Lepers were outcasts. Their condition had made them unclean in the eyes of the public and the authorities. They were not allowed to join in with the rest of society. They had to avoid ANY contact with any other people. They could not touch anyone and no one dared to touch them. They could not touch anything that others would touch. And no one dared touch anything that belonged to them. They could not stay in the same place, they could not worship with others, they could not work, could not drink the same water, could not eat the same food. They were forced to live away from everyone else – completely isolated. They were rejected.
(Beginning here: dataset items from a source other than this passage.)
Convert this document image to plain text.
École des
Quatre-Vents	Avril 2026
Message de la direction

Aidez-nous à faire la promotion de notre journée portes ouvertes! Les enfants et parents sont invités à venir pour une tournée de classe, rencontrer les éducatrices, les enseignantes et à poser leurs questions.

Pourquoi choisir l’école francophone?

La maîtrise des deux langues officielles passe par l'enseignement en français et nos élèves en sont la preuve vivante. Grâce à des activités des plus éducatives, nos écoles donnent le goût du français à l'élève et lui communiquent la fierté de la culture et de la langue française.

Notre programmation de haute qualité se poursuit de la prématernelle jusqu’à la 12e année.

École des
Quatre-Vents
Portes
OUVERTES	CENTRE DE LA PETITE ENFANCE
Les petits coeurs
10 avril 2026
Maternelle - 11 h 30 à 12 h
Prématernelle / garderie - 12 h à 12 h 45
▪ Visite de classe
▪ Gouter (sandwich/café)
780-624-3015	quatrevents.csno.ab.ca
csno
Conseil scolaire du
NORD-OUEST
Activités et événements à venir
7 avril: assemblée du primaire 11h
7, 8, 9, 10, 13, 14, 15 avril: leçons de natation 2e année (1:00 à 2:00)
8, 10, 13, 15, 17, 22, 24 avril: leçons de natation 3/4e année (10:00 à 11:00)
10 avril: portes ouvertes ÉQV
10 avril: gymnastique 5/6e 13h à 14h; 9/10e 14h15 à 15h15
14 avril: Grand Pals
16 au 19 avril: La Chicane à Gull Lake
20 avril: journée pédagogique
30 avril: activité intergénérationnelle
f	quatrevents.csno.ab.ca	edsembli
Lepers were not allowed to mingle with the public in any way.
If the lepers had tried to approach Jesus there would have been a riot. Instead, they kept their distance and shouted all together as one voice “Jesus, Master, have mercy on us!” In this way, Jesus was drawn to them.
By what they had heard about Jesus, they knew that had the power to heal them.
Jesus healed them, but then Jesus did something that seems a little strange. He asked them to go to the Priests. Why? Because even though healed, people would want to have a public validation that they had been healed. Only the Priests could do that. Priests were the ones who could inspect a leper and say, “Yes, you are clean now, go free. You don’t have to remain an outcast anymore”. By this, Jesus not only healed the lepers, but also brought them back into fellowship with the community.
The big question is: why did only one leper come back and give thanks? After Jesus did this huge thing for them, wouldn’t you think more would come back to Jesus and “give thanks to the Lord for He is good?”
The truth is it’s easy for all of us to forget to give thanks to the Lord – on Thanksgiving Day and every other day. We get busy with work and friends and responsibilities and forget to give thanks. On thanksgiving – it is a whole day set aside to help us to remember to give thanks for all God has given us. We have a lot to be thankful for because God gave us EVERYTHING. When I think of all I have to be thankful for – it overwhelms me how much God has done for me.
The one leper who did come to give thanks can teach us a lot about how we do this. The Bible says he “praised God in a loud voice” and “threw himself and Jesus’ feet.” I encourage you and your family this Thanksgiving to consider what you are thankful for. Maybe make a list or go around at the dinner table and share. Then, spend some time praising God and falling at the feet of Jesus. Maybe you can spend some time in prayer, singing songs or journaling this Thanksgiving. This Thanksgiving, let’s be like the one leper who came back to Christ and gave thanks for all He had done.